The "one less" language has also been used for the Cancer Institute Foundation's PSA:



as well as in last year's Spanish-language "Una Menos" ads:



The New Zealand approach focuses on an appeal of knowing that cervical cancer is caused by a virus "that most New Zealand women will get."  Luckily, in the ad, mom and Gardasil are there to protect the child on the playground from the virus floating around, hovering menacingly:



I just saw a Canadian ad for Gardasil that used a visual "sight" metaphor, where women now "see" and choose not to be blind about cervical cancer and its prevention. Comparing websites 
between US & Canada, the Canadian site (much more minimalist) is more explicit about the STD aspects of HPV, but the appeals still focus on the cancer.  Adina mentions how the "stigma" of STDs affects how we react to them.  Marketing a drug that can prevent a set of STDs (four HPV strains) with a target user age range of 9-26 is a tricky proposition, especially when the decision-maker is a parent or adult guardian.  

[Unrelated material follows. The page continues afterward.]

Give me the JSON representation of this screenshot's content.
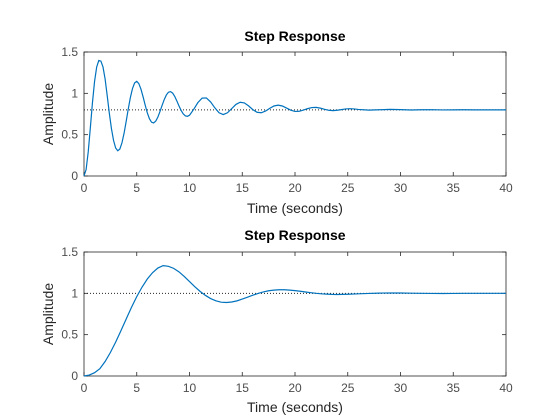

I'm not surprised that the recent ads use "cool" to market pharmaceuticals.  According to Forbes, the 18-26 targets haven't really caught on and although there were high hopes for Gardasil, the drug isn't a "blockbuster."  Additionally, The FDA isn't allowing the drug to be available to women 27-45, further limiting the market.  

The drug also hasn't been without controversy.  Despite being marketed as an anti-cancer drug, some were put-off morally, as it could be viewed as encouraging sexual activity in young girls.  Other issues have been safety concerns and unknown long-term effects.  One would think that an "anti-cancer" vaccine would be a no-brainer.